1.16.2019

what i'm reading: occupy nation by todd gitlin

Occupy Nation: The Roots, the Spirit, and the Promise of Occupy Wall Street is a history and ethnography of Occupy Wall Street, and the Occupy movement. Author, sociologist, and longtime leftist activist Todd Gitlin has written an account of how a social movement was born, grew, and died. After reading it, I felt utter despair at our ability to create a more democratic political system, and a more just economic system. I'm pretty sure that's not what Gitlin was going for!

It's easy to forget how present the Occupy movement became -- how quickly it spread, the attention it drew, how it forced a change in the terms of the debate. Hundreds of thousands of people in nearly 1,000 cities around the globe took part in Occupy demonstrations. The expression "the 99%" entered a common vocabulary. Occupy focused public and media attention on income inequality in a way I had not seen in my lifetime. Together with the Fight for 15, Occupy made labour and economic issues truly visible for the first time in many decades.

Gitlin does a good job of situating Occupy within the context of other progressive movements in the US, and to some extent, globally. I was most interested in his analysis of Occupy's inner workings. How did the movement grow? How was it governed? How were ideas put forward, how were actions chosen, who created the strategy, and how was it carried out? That's what I found so depressing. Occupy was strangled by its own ideals.

Occupy organizers wanted to create a participatory (as opposed to representative) democracy; they had a strong commitment to a leaderless structure where all voices were equal. It was meant to be a "prefigurative" movement -- a movement that reflects the world it wants to build.

Occupy's commitment to participatory democracy helped it quickly spread and grow, as people felt included and heard. But movements need goals, agendas, strategies. Movements need mechanisms to build consensus, to break bottlenecks, to ensure participation while still moving forward. And movements need leaders. Leaders arise very naturally in all situations; processes are needed to allow those leaders to lead, while still ensuring constant communication and participation at every level.

The "interminable meetings of fractious and dogmatic Occupiers" (as a Kirkus review puts it) eventually became unsustainable. There was no direction or plan for moving forward. There were too many ideas for forward movement, but no road taken.

None of this means Occupy was useless or accomplished nothing. I've written a lot about that and I don't want to repeat it all here. Occupy was an incredibly positive phenomenon. But it was unsustainable.
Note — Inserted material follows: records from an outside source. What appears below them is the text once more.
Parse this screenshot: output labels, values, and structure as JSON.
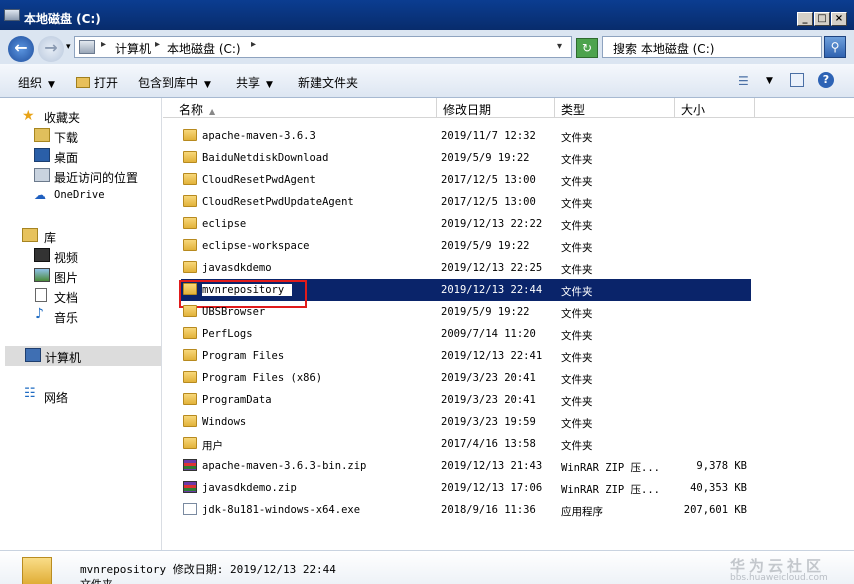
{
  "window": {
    "title": "本地磁盘 (C:)",
    "buttons": {
      "minimize": "_",
      "maximize": "□",
      "close": "×"
    }
  },
  "address": {
    "crumbs": [
      "计算机",
      "本地磁盘 (C:)"
    ],
    "search_placeholder": "搜索 本地磁盘 (C:)"
  },
  "toolbar": {
    "organize": "组织",
    "open": "打开",
    "include_in_library": "包含到库中",
    "share": "共享",
    "new_folder": "新建文件夹"
  },
  "nav": {
    "favorites": "收藏夹",
    "downloads": "下载",
    "desktop": "桌面",
    "recent": "最近访问的位置",
    "onedrive": "OneDrive",
    "libraries": "库",
    "videos": "视频",
    "pictures": "图片",
    "documents": "文档",
    "music": "音乐",
    "computer": "计算机",
    "network": "网络"
  },
  "columns": {
    "name": "名称",
    "date": "修改日期",
    "type": "类型",
    "size": "大小"
  },
  "files": [
    {
      "name": "apache-maven-3.6.3",
      "date": "2019/11/7 12:32",
      "type": "文件夹",
      "size": "",
      "icon": "folder-icon"
    },
    {
      "name": "BaiduNetdiskDownload",
      "date": "2019/5/9 19:22",
      "type": "文件夹",
      "size": "",
      "icon": "folder-icon"
    },
    {
      "name": "CloudResetPwdAgent",
      "date": "2017/12/5 13:00",
      "type": "文件夹",
      "size": "",
      "icon": "folder-icon"
    },
    {
      "name": "CloudResetPwdUpdateAgent",
      "date": "2017/12/5 13:00",
      "type": "文件夹",
      "size": "",
      "icon": "folder-icon"
    },
    {
      "name": "eclipse",
      "date": "2019/12/13 22:22",
      "type": "文件夹",
      "size": "",
      "icon": "folder-icon"
    },
    {
      "name": "eclipse-workspace",
      "date": "2019/5/9 19:22",
      "type": "文件夹",
      "size": "",
      "icon": "folder-icon"
    },
    {
      "name": "javasdkdemo",
      "date": "2019/12/13 22:25",
      "type": "文件夹",
      "size": "",
      "icon": "folder-icon"
    },
    {
      "name": "mvnrepository",
      "date": "2019/12/13 22:44",
      "type": "文件夹",
      "size": "",
      "icon": "folder-icon"
    },
    {
      "name": "UBSBrowser",
      "date": "2019/5/9 19:22",
      "type": "文件夹",
      "size": "",
      "icon": "folder-icon"
    },
    {
      "name": "PerfLogs",
      "date": "2009/7/14 11:20",
      "type": "文件夹",
      "size": "",
      "icon": "folder-icon"
    },
    {
      "name": "Program Files",
      "date": "2019/12/13 22:41",
      "type": "文件夹",
      "size": "",
      "icon": "folder-icon"
    },
    {
      "name": "Program Files (x86)",
      "date": "2019/3/23 20:41",
      "type": "文件夹",
      "size": "",
      "icon": "folder-icon"
    },
    {
      "name": "ProgramData",
      "date": "2019/3/23 20:41",
      "type": "文件夹",
      "size": "",
      "icon": "folder-icon"
    },
    {
      "name": "Windows",
      "date": "2019/3/23 19:59",
      "type": "文件夹",
      "size": "",
      "icon": "folder-icon"
    },
    {
      "name": "用户",
      "date": "2017/4/16 13:58",
      "type": "文件夹",
      "size": "",
      "icon": "folder-icon"
    },
    {
      "name": "apache-maven-3.6.3-bin.zip",
      "date": "2019/12/13 21:43",
      "type": "WinRAR ZIP 压...",
      "size": "9,378 KB",
      "icon": "winrar-zip-icon"
    },
    {
      "name": "javasdkdemo.zip",
      "date": "2019/12/13 17:06",
      "type": "WinRAR ZIP 压...",
      "size": "40,353 KB",
      "icon": "winrar-zip-icon"
    },
    {
      "name": "jdk-8u181-windows-x64.exe",
      "date": "2018/9/16 11:36",
      "type": "应用程序",
      "size": "207,601 KB",
      "icon": "installer-icon"
    }
  ],
  "selected_index": 7,
  "details": {
    "name": "mvnrepository",
    "modified_label": "修改日期:",
    "modified_value": "2019/12/13 22:44",
    "type": "文件夹"
  },
  "watermark": {
    "brand": "华为云社区",
    "url": "bbs.huaweicloud.com"
  }
}
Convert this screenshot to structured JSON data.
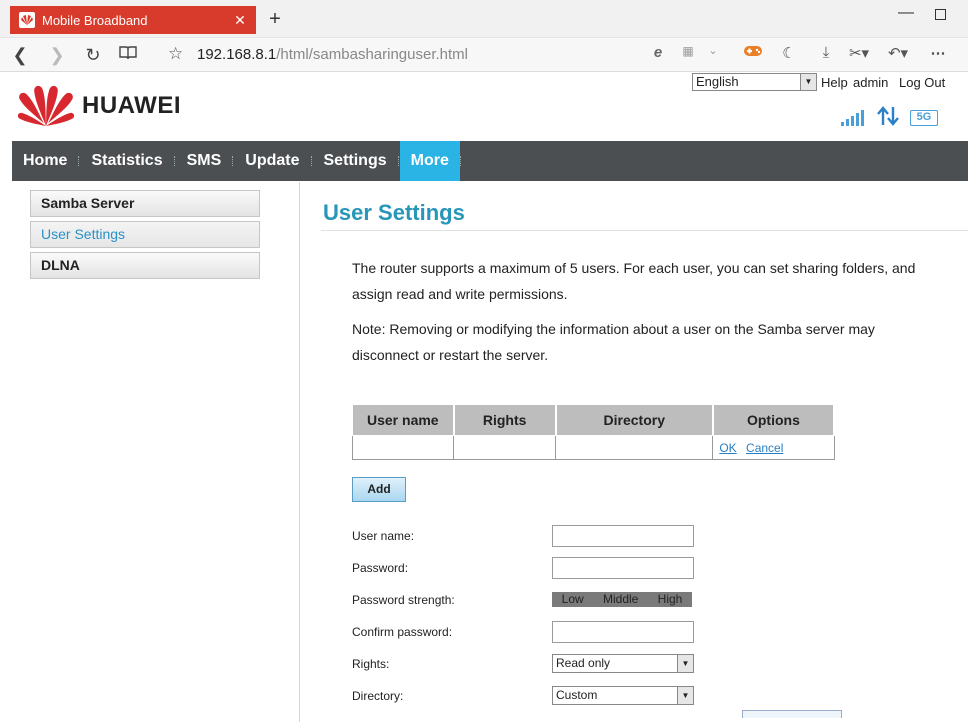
{
  "browser": {
    "tab_title": "Mobile Broadband",
    "tab_close": "✕",
    "new_tab": "+",
    "url_host": "192.168.8.1",
    "url_path": "/html/sambasharinguser.html",
    "icons": [
      "back-icon",
      "forward-icon",
      "refresh-icon",
      "reading-view-icon",
      "favorite-star-icon",
      "edge-icon",
      "qr-code-icon",
      "chevron-down-icon",
      "game-icon",
      "moon-icon",
      "download-icon",
      "scissors-icon",
      "undo-icon",
      "more-icon"
    ]
  },
  "header": {
    "brand": "HUAWEI",
    "language": "English",
    "help": "Help",
    "user": "admin",
    "logout": "Log Out",
    "network_badge": "5G"
  },
  "nav": {
    "items": [
      {
        "label": "Home"
      },
      {
        "label": "Statistics"
      },
      {
        "label": "SMS"
      },
      {
        "label": "Update"
      },
      {
        "label": "Settings"
      },
      {
        "label": "More"
      }
    ],
    "active": "More"
  },
  "sidebar": {
    "items": [
      {
        "label": "Samba Server"
      },
      {
        "label": "User Settings"
      },
      {
        "label": "DLNA"
      }
    ],
    "selected": "User Settings"
  },
  "main": {
    "title": "User Settings",
    "intro": "The router supports a maximum of 5 users. For each user, you can set sharing folders, and assign read and write permissions.",
    "note": "Note: Removing or modifying the information about a user on the Samba server may disconnect or restart the server.",
    "table": {
      "headers": [
        "User name",
        "Rights",
        "Directory",
        "Options"
      ],
      "row_actions": {
        "ok": "OK",
        "cancel": "Cancel"
      }
    },
    "add_button": "Add",
    "form": {
      "username_label": "User name:",
      "password_label": "Password:",
      "strength_label": "Password strength:",
      "strength_levels": [
        "Low",
        "Middle",
        "High"
      ],
      "confirm_label": "Confirm password:",
      "rights_label": "Rights:",
      "rights_value": "Read only",
      "directory_label": "Directory:",
      "directory_value": "Custom"
    }
  },
  "colors": {
    "tab_red": "#d83b2b",
    "nav_bg": "#4b4f52",
    "nav_active": "#2ab4e6",
    "title_blue": "#2796b8",
    "link_blue": "#2a7fc4"
  }
}
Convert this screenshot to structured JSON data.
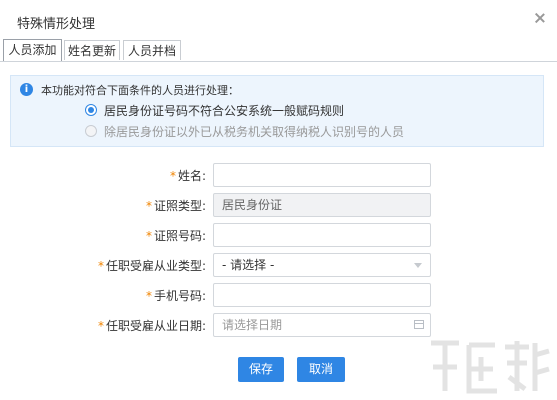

It's easy to create change from the top down -- to impose a strong will on others -- at least for a short period of time. But change from the ground up, a true grassroots movement, is infinitely more time-consuming and exponentially more difficult to build. It's also incredibly fragile, especially if the movement insists on being democratic and inclusive.

After reading this book, I felt, and certainly not for the first time, that building a new social system is all but impossible.

Of course, reform is possible. We can force reforms onto the present system, tiny bits of social democracy grafted onto a grossly capitalist system -- social security, public education, minimum labour standards. Everything that comprises the social safety net is such a reform. But reform is always too weak. Reforms leave too many people out, and they prop up a corrupt and unjust system. And as we know, those reforms can be withdrawn, or weakened so badly that they might as well not exist.

Moving from a nominally representative democracy to authoritarianism of any stripe is so easy. The playbook perfected in the 20th century has never gone out of fashion. Lies, propaganda, scapegoating -- create and sustain fear -- suppress the opposition -- repeat repeat repeat. The recipe is so effective, because it asks so little -- follow me blindly -- and apparently is very satisfying to large numbers of people.

Moving from that nominally representative democracy to something truly democratic and responsive to the needs of the people can never be accomplished through reforms. But is reform all we can get?

I know how almost everyone reading this answers that question. And I hate when I answer it the same way. Gitlin's book reinforced that dreaded answer for me. The answer I (try so hard to) refuse to believe.